Available in Russian
Authors: Ivan Krastev, Stephen Holmes
DOI: 10.21128/1812-7126-2019-1-11-20
Keywords: Central and Eastern Europe; imitation; liberalism; migration; nationalism; values
The authors of the essay provide an explanation of a number of paradoxes in the relationship between the Central and Eastern Europe and Western values. One of the motivations of the anticommunist movement in the European countries belonging to the so-called Socialist Commonwealth was the desire to establish the Western “normality”. After the revolutions of 1989, the countries of the region started reforms by introducing rules and institutions transferred from the West. At the same time, those Central and East Europeans that were not ready to wait for results went to the West, which caused partially dramatical population losses, especially among young people. The copying or imitation of the Western models was not finished after the transition period was completed. It turned out that the original model itself has dynamic content and is permanently changing, which awoke expectations that Central and East European countries also should permanently modify their legal and social orders. However, in some of these countries a part of the society as well as of the political elite were unsatisfied with the newest modifications in the Western ideology and tried to abandon the strategy of unconditional adaptation to the Western models.
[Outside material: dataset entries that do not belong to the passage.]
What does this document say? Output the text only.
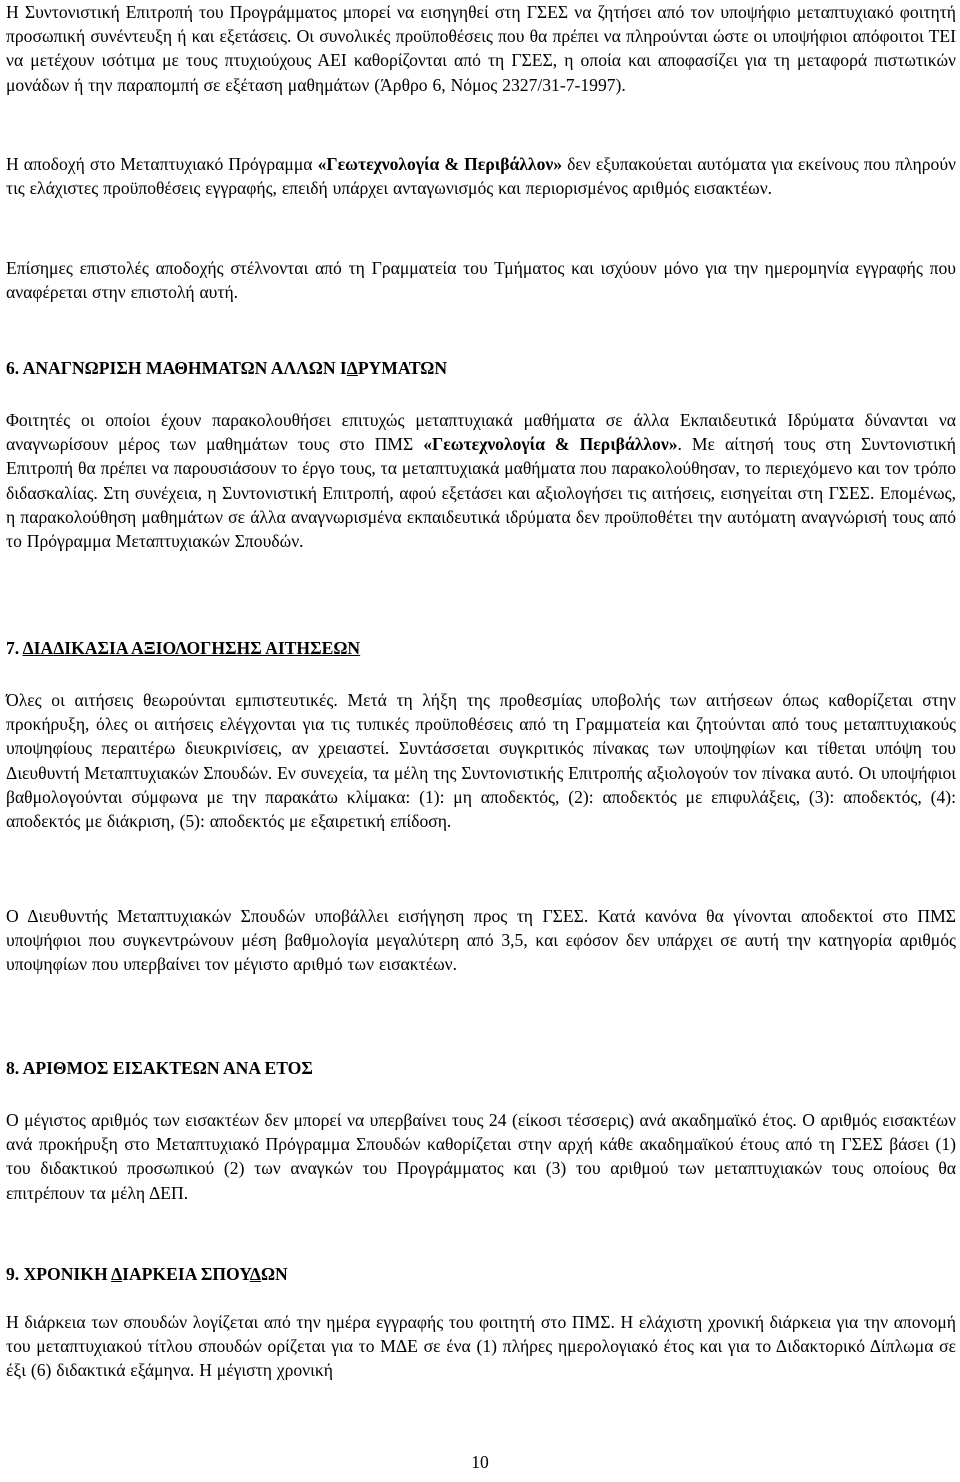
Η Συντονιστική Επιτροπή του Προγράμματος μπορεί να εισηγηθεί στη ΓΣΕΣ να ζητήσει από τον υποψήφιο μεταπτυχιακό φοιτητή προσωπική συνέντευξη ή και εξετάσεις. Οι συνολικές προϋποθέσεις που θα πρέπει να πληρούνται ώστε οι υποψήφιοι απόφοιτοι ΤΕΙ να μετέχουν ισότιμα με τους πτυχιούχους ΑΕΙ καθορίζονται από τη ΓΣΕΣ, η οποία και αποφασίζει για τη μεταφορά πιστωτικών μονάδων ή την παραπομπή σε εξέταση μαθημάτων (Άρθρο 6, Νόμος 2327/31-7-1997).

Η αποδοχή στο Μεταπτυχιακό Πρόγραμμα «Γεωτεχνολογία & Περιβάλλον» δεν εξυπακούεται αυτόματα για εκείνους που πληρούν τις ελάχιστες προϋποθέσεις εγγραφής, επειδή υπάρχει ανταγωνισμός και περιορισμένος αριθμός εισακτέων.

Επίσημες επιστολές αποδοχής στέλνονται από τη Γραμματεία του Τμήματος και ισχύουν μόνο για την ημερομηνία εγγραφής που αναφέρεται στην επιστολή αυτή.

6. ΑΝΑΓΝΩΡΙΣΗ ΜΑΘΗΜΑΤΩΝ ΑΛΛΩΝ ΙΔΡΥΜΑΤΩΝ

Φοιτητές οι οποίοι έχουν παρακολουθήσει επιτυχώς μεταπτυχιακά μαθήματα σε άλλα Εκπαιδευτικά Ιδρύματα δύνανται να αναγνωρίσουν μέρος των μαθημάτων τους στο ΠΜΣ «Γεωτεχνολογία & Περιβάλλον». Με αίτησή τους στη Συντονιστική Επιτροπή θα πρέπει να παρουσιάσουν το έργο τους, τα μεταπτυχιακά μαθήματα που παρακολούθησαν, το περιεχόμενο και τον τρόπο διδασκαλίας. Στη συνέχεια, η Συντονιστική Επιτροπή, αφού εξετάσει και αξιολογήσει τις αιτήσεις, εισηγείται στη ΓΣΕΣ. Επομένως, η παρακολούθηση μαθημάτων σε άλλα αναγνωρισμένα εκπαιδευτικά ιδρύματα δεν προϋποθέτει την αυτόματη αναγνώρισή τους από το Πρόγραμμα Μεταπτυχιακών Σπουδών.

7. ΔΙΑΔΙΚΑΣΙΑ ΑΞΙΟΛΟΓΗΣΗΣ ΑΙΤΗΣΕΩΝ

Όλες οι αιτήσεις θεωρούνται εμπιστευτικές. Μετά τη λήξη της προθεσμίας υποβολής των αιτήσεων όπως καθορίζεται στην προκήρυξη, όλες οι αιτήσεις ελέγχονται για τις τυπικές προϋποθέσεις από τη Γραμματεία και ζητούνται από τους μεταπτυχιακούς υποψηφίους περαιτέρω διευκρινίσεις, αν χρειαστεί. Συντάσσεται συγκριτικός πίνακας των υποψηφίων και τίθεται υπόψη του Διευθυντή Μεταπτυχιακών Σπουδών. Εν συνεχεία, τα μέλη της Συντονιστικής Επιτροπής αξιολογούν τον πίνακα αυτό. Οι υποψήφιοι βαθμολογούνται σύμφωνα με την παρακάτω κλίμακα: (1): μη αποδεκτός, (2): αποδεκτός με επιφυλάξεις, (3): αποδεκτός, (4): αποδεκτός με διάκριση, (5): αποδεκτός με εξαιρετική επίδοση.

Ο Διευθυντής Μεταπτυχιακών Σπουδών υποβάλλει εισήγηση προς τη ΓΣΕΣ. Κατά κανόνα θα γίνονται αποδεκτοί στο ΠΜΣ υποψήφιοι που συγκεντρώνουν μέση βαθμολογία μεγαλύτερη από 3,5, και εφόσον δεν υπάρχει σε αυτή την κατηγορία αριθμός υποψηφίων που υπερβαίνει τον μέγιστο αριθμό των εισακτέων.

8. ΑΡΙΘΜΟΣ ΕΙΣΑΚΤΕΩΝ ΑΝΑ ΕΤΟΣ

Ο μέγιστος αριθμός των εισακτέων δεν μπορεί να υπερβαίνει τους 24 (είκοσι τέσσερις) ανά ακαδημαϊκό έτος. Ο αριθμός εισακτέων ανά προκήρυξη στο Μεταπτυχιακό Πρόγραμμα Σπουδών καθορίζεται στην αρχή κάθε ακαδημαϊκού έτους από τη ΓΣΕΣ βάσει (1) του διδακτικού προσωπικού (2) των αναγκών του Προγράμματος και (3) του αριθμού των μεταπτυχιακών τους οποίους θα επιτρέπουν τα μέλη ΔΕΠ.

9. ΧΡΟΝΙΚΗ ΔΙΑΡΚΕΙΑ ΣΠΟΥΔΩΝ

Η διάρκεια των σπουδών λογίζεται από την ημέρα εγγραφής του φοιτητή στο ΠΜΣ. Η ελάχιστη χρονική διάρκεια για την απονομή του μεταπτυχιακού τίτλου σπουδών ορίζεται για το ΜΔΕ σε ένα (1) πλήρες ημερολογιακό έτος και για το Διδακτορικό Δίπλωμα σε έξι (6) διδακτικά εξάμηνα. Η μέγιστη χρονική

10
The highlight of this strategy is the claim of the ruling elites of several countries, especially in Hungary and Poland, to a new role: just these countries pretend to defend the Western European or even the Western Christian (English: occidental, German: abendländisch) tradition. The transformation of the Central and East European countries to bastions of the Western culture has, among other things, to decrease attraction of the move to the Western part of the subcontinent and, in that way, to reduce the emigration of the autochthon population.
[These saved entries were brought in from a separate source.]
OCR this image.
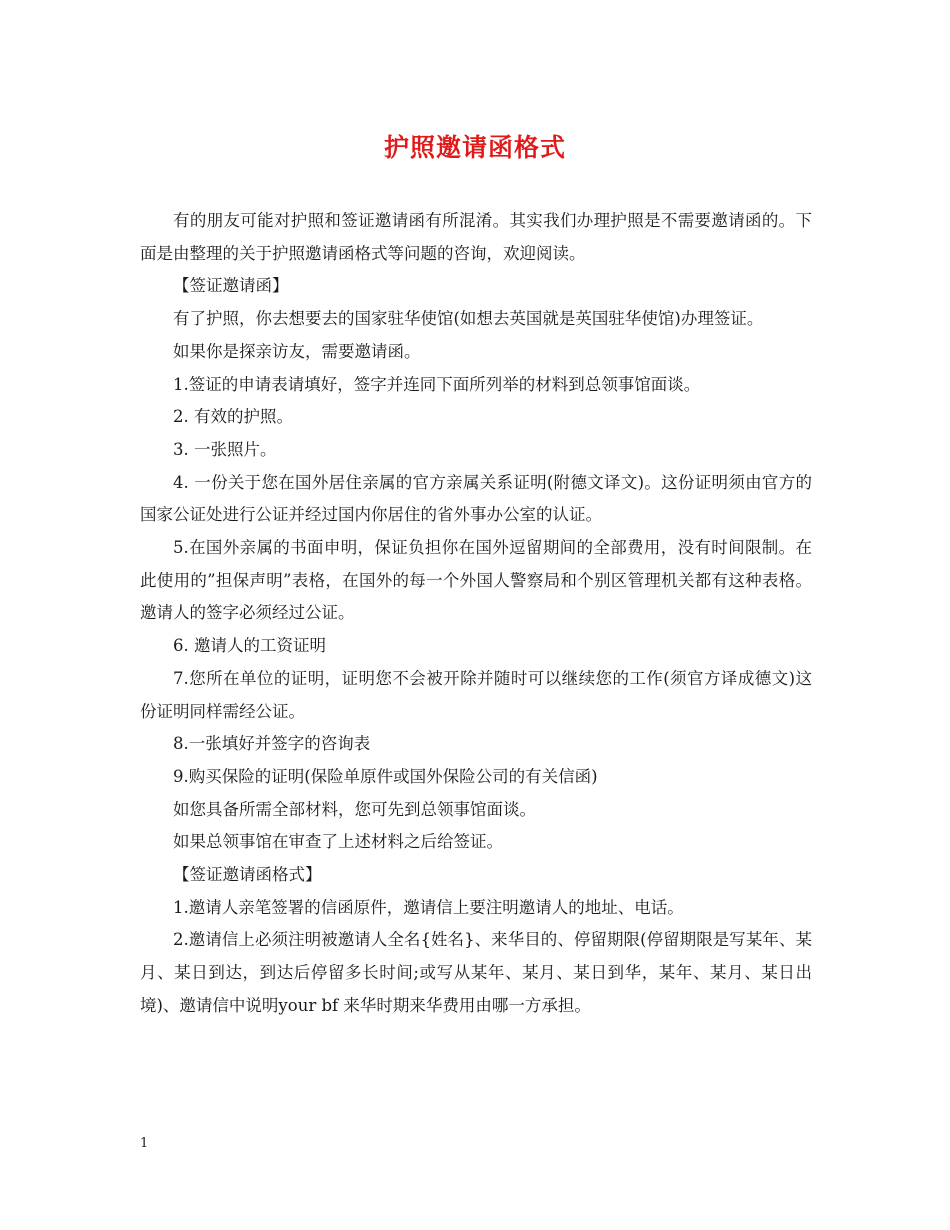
护照邀请函格式

有的朋友可能对护照和签证邀请函有所混淆。其实我们办理护照是不需要邀请函的。下面是由整理的关于护照邀请函格式等问题的咨询，欢迎阅读。

【签证邀请函】

有了护照，你去想要去的国家驻华使馆(如想去英国就是英国驻华使馆)办理签证。

如果你是探亲访友，需要邀请函。

1.签证的申请表请填好，签字并连同下面所列举的材料到总领事馆面谈。

2. 有效的护照。

3. 一张照片。

4. 一份关于您在国外居住亲属的官方亲属关系证明(附德文译文)。这份证明须由官方的国家公证处进行公证并经过国内你居住的省外事办公室的认证。

5.在国外亲属的书面申明，保证负担你在国外逗留期间的全部费用，没有时间限制。在此使用的”担保声明”表格，在国外的每一个外国人警察局和个别区管理机关都有这种表格。邀请人的签字必须经过公证。

6. 邀请人的工资证明

7.您所在单位的证明，证明您不会被开除并随时可以继续您的工作(须官方译成德文)这份证明同样需经公证。

8.一张填好并签字的咨询表

9.购买保险的证明(保险单原件或国外保险公司的有关信函)

如您具备所需全部材料，您可先到总领事馆面谈。

如果总领事馆在审查了上述材料之后给签证。

【签证邀请函格式】

1.邀请人亲笔签署的信函原件，邀请信上要注明邀请人的地址、电话。

2.邀请信上必须注明被邀请人全名{姓名}、来华目的、停留期限(停留期限是写某年、某月、某日到达，到达后停留多长时间;或写从某年、某月、某日到华，某年、某月、某日出境)、邀请信中说明your bf 来华时期来华费用由哪一方承担。

1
About the authors: Ivan Krastev – Chairman of the Centre for Liberal Strategies, Sofia, Bulgaria; permanent fellow at the Institute for Human Sciences, Vienna, Austria; Stephen Holmes – Walter E. Meyer Professor of Law, New York University, New York, USA.
Citation: Krastev I., Holmes S. (2019) Imitatsiya i eyo otritsanie [Imitation and its discontents]. Sravnitel'noe konstitutsionnoe obozrenie, vol. 28, no. 1, pp. 11–20. (In Russian).